【chap191 高砂市】
高砂神社の参道には、春先の柔らかな日差しが差し込んでいた。朝から降っていた小雨がやんだ午後、苔むした石畳のあいだから立ちのぼる湿った香りが、どこか懐かしい記憶を呼び起こす。鳥居の奥、しんと静まり返った境内に足を踏み入れた秀樹は、ふと胸の奥がすっと軽くなるのを感じた。
この町に戻ってくるのは、何年ぶりだろう。忙しさを理由に、ずっと帰ってこなかった故郷。だが今は、ほんのひとときでも「流れを止めたい」と心から思っていた。仕事では“ワンマン”だとよく言われる。確かに、自分のやり方で周囲を引っ張ることが得意だった。だが、いつしかそれは「ひとりよがり」にすり替わっていたのかもしれない。
そんなとき、美麗子から突然のメッセージが届いた。
「たまには、心を労わってあげないとね。高砂温泉でも行ってくれば? 昔みたいに」
それだけの言葉だったのに、なぜか胸がじんと熱くなった。彼女とはかつて恋人同士だった。けれど長くは続かなかった。美麗子の“他人に優しい”性格と、秀樹の“感情が表に出やすい”性格とが、うまく噛み合わなかった。彼女のやさしさに自分の苛立ちをぶつけることもあった。なのに彼女は、最後まで一度も責めなかった。
秀樹は神社の奥、縁結びの御神木の前に立ち、無言で手を合わせた。目を閉じて浮かんでくるのは、美麗子が残した言葉の数々。優しく、淡く、そしてどこか遠くを見つめていた言葉たち。
神社を出て、高砂温泉に向かう途中、彼はいつも通っていた小道を歩いた。古びた商店街の一角には、小さな花壇があり、そこに咲いた花を見て足を止める。寒椿と、早咲きのチューリップ。その隣に咲いた名も知らぬ小さな白い花を見つけた。
「……毎日通る道で、ふと見かけた花が少しずつ咲いていくのって、なんかいいよな」
思わず声に出していた。まるで、気づかぬうちに抱えていた自分の感情が、そこに現れてしまったようだった。
そのとき、不意に背後から声がかかった。
「そういうの、気づける人って、素敵だと思うよ」
振り向くと、そこにいたのは美麗子だった。以前と変わらない柔らかい瞳、風になびく肩までの髪。けれど、どこか以前よりも“凛とした強さ”を感じさせる佇まいだった。
「……偶然?」
「ううん、たぶん、これは偶然じゃない」
そう言って、美麗子はそっと微笑んだ。ふたりは自然と並んで歩き出し、やがて高砂温泉の玄関へと辿り着いた。

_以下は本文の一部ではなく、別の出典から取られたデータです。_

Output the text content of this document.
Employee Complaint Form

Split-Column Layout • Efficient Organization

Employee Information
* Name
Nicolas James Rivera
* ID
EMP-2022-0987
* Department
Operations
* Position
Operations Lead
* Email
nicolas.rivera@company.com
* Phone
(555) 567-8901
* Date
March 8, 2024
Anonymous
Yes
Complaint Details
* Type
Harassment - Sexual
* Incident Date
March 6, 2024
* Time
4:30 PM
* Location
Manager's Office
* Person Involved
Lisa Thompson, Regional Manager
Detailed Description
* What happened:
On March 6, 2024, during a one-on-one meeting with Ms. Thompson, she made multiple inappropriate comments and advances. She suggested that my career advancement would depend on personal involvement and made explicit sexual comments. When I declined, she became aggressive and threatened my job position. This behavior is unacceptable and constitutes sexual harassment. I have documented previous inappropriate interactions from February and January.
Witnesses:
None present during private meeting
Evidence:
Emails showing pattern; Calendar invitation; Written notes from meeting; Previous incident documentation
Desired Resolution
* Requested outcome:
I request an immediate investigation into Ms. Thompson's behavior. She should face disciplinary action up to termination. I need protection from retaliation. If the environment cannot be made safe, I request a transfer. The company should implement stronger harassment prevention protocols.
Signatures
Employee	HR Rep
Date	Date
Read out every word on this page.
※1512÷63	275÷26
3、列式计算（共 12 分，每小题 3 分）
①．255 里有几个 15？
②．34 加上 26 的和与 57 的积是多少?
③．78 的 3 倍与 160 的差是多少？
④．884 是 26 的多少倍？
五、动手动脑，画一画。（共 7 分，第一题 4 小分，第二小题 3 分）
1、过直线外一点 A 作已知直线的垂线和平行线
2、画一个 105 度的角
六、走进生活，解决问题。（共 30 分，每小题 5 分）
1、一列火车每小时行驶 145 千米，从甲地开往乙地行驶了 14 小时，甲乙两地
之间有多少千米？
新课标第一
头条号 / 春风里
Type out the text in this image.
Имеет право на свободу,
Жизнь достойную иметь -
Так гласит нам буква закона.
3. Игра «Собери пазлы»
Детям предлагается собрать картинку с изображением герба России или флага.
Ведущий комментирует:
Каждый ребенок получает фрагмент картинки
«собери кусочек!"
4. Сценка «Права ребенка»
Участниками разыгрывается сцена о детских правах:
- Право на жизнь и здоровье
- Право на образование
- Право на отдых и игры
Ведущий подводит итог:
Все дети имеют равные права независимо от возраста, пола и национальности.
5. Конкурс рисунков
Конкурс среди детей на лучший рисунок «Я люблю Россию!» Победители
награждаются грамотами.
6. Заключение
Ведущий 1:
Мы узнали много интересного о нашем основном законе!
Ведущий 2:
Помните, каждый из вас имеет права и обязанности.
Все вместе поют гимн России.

施設自体は昔のままだが、浴場の窓から見える庭には、新しく植えられた桜の苗木が風に揺れていた。
「ねぇ、秀樹。昔さ、“俺は変われない”って言ってたよね?」
「言ったな。今もそうかも」
「でも、今日のあなたは、少しだけ変わってる気がする。“花の変化”に気づけるようになってるから」
その言葉が、ふと胸の奥にすっと染みこんだ。誰かに優しくされること、気づいてもらえること。そのひとつひとつが、今まで自分が拒んでいた“変化”への扉だったのかもしれない。
湯上がり、ふたりは温泉の休憩所で、ゆるやかな時間を過ごした。冷たい麦茶を飲みながら、思い出話を少しずつ交わす。気まずさも、昔の後悔も、すべてこの空気の中に溶け込んでいくようだった。
「また、来てもいい?」
「うん。……来てよ。いつでも」
ふたりは言葉少なに微笑み合った。
あの日々は戻らなくてもいい。けれど、これからの“時間”が、ふたりの心を静かに癒やしてくれるのなら、それでいい。
そう思えたことが、“すべてが順調に進む”と感じられる、何よりの証だった。